Flax Straw: Processing
The goal of flax straw processing is to separate the useful fibres from the other parts of the stem.
In a flax stem, bundles of fibres are embedded in what's called bast tissue (which is why they're usually called bast fibres). This lies just under the waxy skin of the stem, and is bound to a woody core by a layer of pectins.
The first step to freeing the fibres is retting. The cheapest and simplest way to accomplish this is dew retting: the straw is simply spread over the ground so soil microorganisms can decompose the pectins, loosening the fibres' connection to the woody core. During this process the straw will lose a considerable amount of weight: 740 kilograms of straw will be reduced to 580 kilograms during retting, with most of the weight change being due to the loss of various water-soluble compounds, the rest to the loss of dust. The process takes anywhere from three to seven weeks, depending on the weather. (Bos., 2004)
Another form of retting that used to be common in Europe is water retting, in which bundles of flax stem were immersed in running water or standing water in ponds or specially prepared pits. As the stems fermented, anaerobic bacteria degraded the pectins. The resulting fermentation products polluted the water, however, and the process also produced foul odors, so water retting is no longer used in Western Europe.
Research is continuing into enzyme retting, which would use selected pectin-degrading enzymes to accomplish the retting. This has the potential of producing cleaner and more consistent fiber, but is currently very expensive. It's not exactly a new method, either: as long ago as 1916 experiments were conducted in retting flax by placing it in water and adding yeast.
Studies have indicated that water-retted fibres have the highest quality: the fibres are finer, stronger, and freer of non-cellulosic compounds. The quality of dew-retted fibre is highly variable due to the uncontrolled conditions under which the retting takes place, and in general dew-retted fibres are only about 70 percent as strong as water-retted fibres. Enzyme-retted fibres are as fine as water-retted fibres, but only half as strong. (Bos., 2004)
Some processors also use unretted, or green, flax fibres, using mechanical methods only to free the fibres from the stem. These are very coarse, but may be better suited for use in various composite materials. Their strength is comparable to that of dew-retted fibres.
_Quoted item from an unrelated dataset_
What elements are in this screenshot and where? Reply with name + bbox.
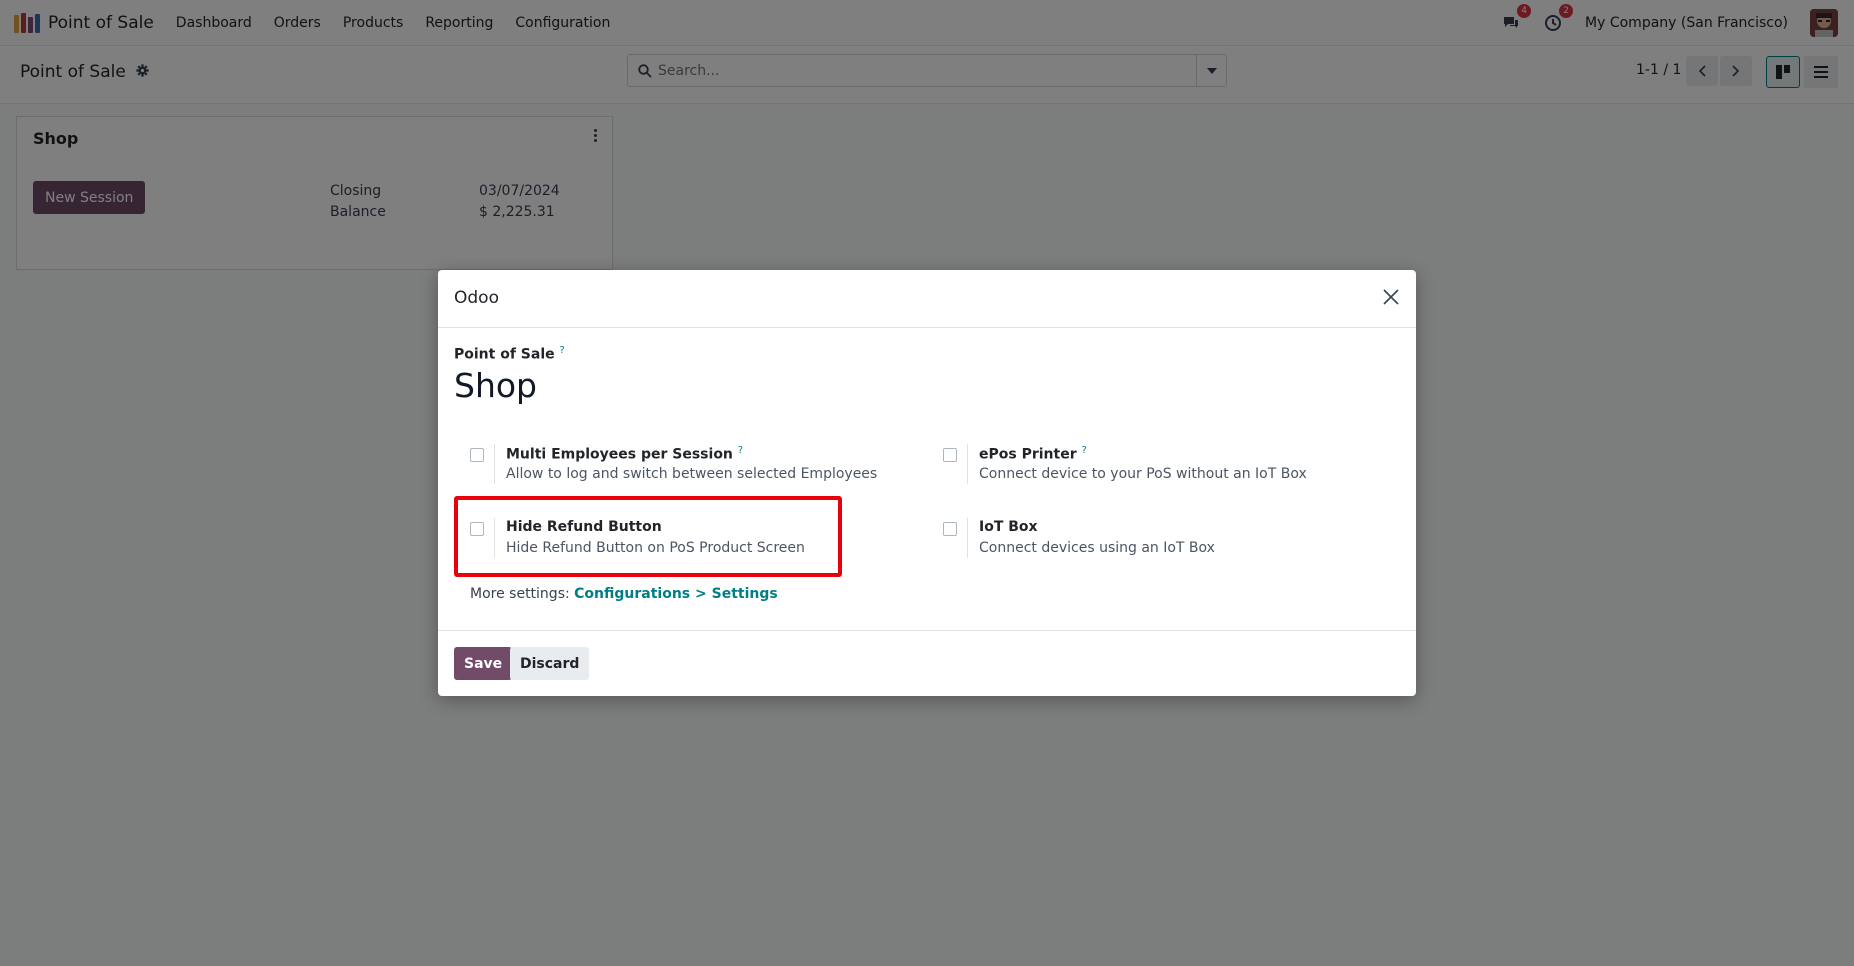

Once the fibres have been loosened from the stem by some form of retting, the stem is broken, typically by threading it through fluted rollers. The broken stem parts then go into the scutching turbine, which scrapes the broken stem parts, collectively known as shives, from the fibres, a process called decortication. (Bos., 2004)
The resulting ribbon-shaped fibre bundles are still relatively coarse and thick, which for some applications may be exactly what's desired. For other applications, however, the
"ultimate fibres" the tiny fibres that make up the fibre bundles in the stem - are needed.
Flax ultimate fibres are roughly the diameter of cotton fibres but are longer and need to be cut to a cotton-like length. This makes them valuable because more than 90 percent of the world's spinning and weaving equipment is designed to use fibres that have approximately the same diameter and length as cotton fibres. For that reason, flax fibre that has been cleaned and cut in this manner is generally said to have been
The mechanical systems that have traditionally cottonized flax also produce large amounts of dust and waste fibres, and could only be used with fibre-flax fibres that had been well-retted. This made cottonized flax much more expensive than cotton, which in turn limited the demand for it to various small markets.
Researchers are now looking at alternative ways to produce cottonized flax that will minimize the waste and produce more consistent, lower-cost fibre. Enzyme retting may be part of this: steam-explosion (in which fibres are heated to a high temperature in a steam reactor, then cooled suddenly by the explosive release of the steam) and ultrasound are also being explored. If cottonized flax can be produced at a price competitive with that of cotton fibre, the potential market for it is huge. The demand for cotton worldwide in 2000 was 20 million tonnes, and it's growing by about 200,000 tonnes annually. (Flax Council of Canada, 2008)
Bos, Harriëtte Louise., 2004, The Potential of Flax Fibres as Reinforcement for Composite Materials (external PDF), Doctoral Thesis, Technische Universiteit Eindhoven, Netherlands, pp. 12-20, (March 30, 2008).
Flax Council of Canada, 2008, Growing Flax: Flax Straw and Fibre, (March 28, 2008.)
"Flax." OSU-ODU Oilseed Project, Oregon State University, (March 28, 2008).